$ 49 + 20\sqrt [3]{6} = (\sqrt [3]{48} + \sqrt [3]{288} - 1)^2$

You also have to prove there are no others... and a sketch how you found them would be nice.

I try to find $ m,n\in Z^ +$ so that $ 49 + 20\sqrt [3]{6} = (m\sqrt [3]{6} + n\sqrt [3]{36} - 1)^2$ and I have already found them! Now $ \sqrt [3]{48} + \sqrt [3]{288} - 1 = \sqrt [3]{a} + \sqrt [3]{b} - 1\Rightarrow a = 48,b = 288$ or $ a = 288,b = 48$ (Because $ \sqrt [3]{48} + \sqrt [3]{288} - 1\neq 1 - \sqrt [3]{a} - \sqrt [3]{b}$)

In fact the original question (I think which this question maybe should have been) is to find a pair $(a,b)$, rather than find all pairs $(a,b)$. The trick is to set $a=6x^3$ and $b=36y^3$. After expanding we have $x^2\sqrt[3]{36}+6y^2\sqrt[3]{6}+12xy=2y\sqrt[3]{36}+(2x+20)\sqrt[3]{6}+48$. So to find a solution, we look to equate the coefficients: $x^2=2y,6y^2=2x+20,12xy=48$. The pair $(2,2)$ can be shown to satisfy these, hence we obtain tdl's solution $(a,b)=(48,288)$ and it's permutation.

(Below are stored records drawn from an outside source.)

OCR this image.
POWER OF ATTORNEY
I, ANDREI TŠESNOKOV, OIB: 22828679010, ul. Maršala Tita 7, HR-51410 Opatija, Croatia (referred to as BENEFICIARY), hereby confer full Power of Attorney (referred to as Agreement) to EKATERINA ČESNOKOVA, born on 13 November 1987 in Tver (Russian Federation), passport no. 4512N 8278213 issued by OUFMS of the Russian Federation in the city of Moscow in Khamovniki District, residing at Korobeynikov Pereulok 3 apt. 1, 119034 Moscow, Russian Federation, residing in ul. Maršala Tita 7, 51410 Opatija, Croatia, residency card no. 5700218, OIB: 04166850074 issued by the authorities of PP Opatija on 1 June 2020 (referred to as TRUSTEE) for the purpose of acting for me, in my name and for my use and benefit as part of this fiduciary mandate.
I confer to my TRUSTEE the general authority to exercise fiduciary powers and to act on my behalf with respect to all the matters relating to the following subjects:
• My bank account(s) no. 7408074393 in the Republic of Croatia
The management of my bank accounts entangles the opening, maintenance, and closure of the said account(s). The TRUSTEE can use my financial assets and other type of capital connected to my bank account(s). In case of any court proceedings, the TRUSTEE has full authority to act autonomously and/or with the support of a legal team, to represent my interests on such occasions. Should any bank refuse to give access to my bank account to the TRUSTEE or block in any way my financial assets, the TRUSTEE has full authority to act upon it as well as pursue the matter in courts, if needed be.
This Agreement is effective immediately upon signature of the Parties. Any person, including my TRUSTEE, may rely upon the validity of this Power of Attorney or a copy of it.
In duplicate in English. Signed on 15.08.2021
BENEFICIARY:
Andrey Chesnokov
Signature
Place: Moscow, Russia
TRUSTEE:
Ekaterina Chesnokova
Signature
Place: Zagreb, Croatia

If any other solution $(c,d)\not= (a,b)$ exists then it satisfies $\sqrt[3]{c}+\sqrt[3]{d}=\sqrt[3]{a}+\sqrt[3]{b}=2\sqrt[3]{6}+2\sqrt[3]{36}$. This is equivalent to finding all $1\le c\le 277$ for which $6\sqrt[3]{36c^2}+6\sqrt[3]{6c^2}-12\sqrt[3]{36c}-72\sqrt[3]{6c}-144\sqrt[3]{c}+144\sqrt[3]{6}+144\sqrt[3]{6}$ is an integer, I have an inkling it is only $c=48$. Perhaps there exists a nicer method.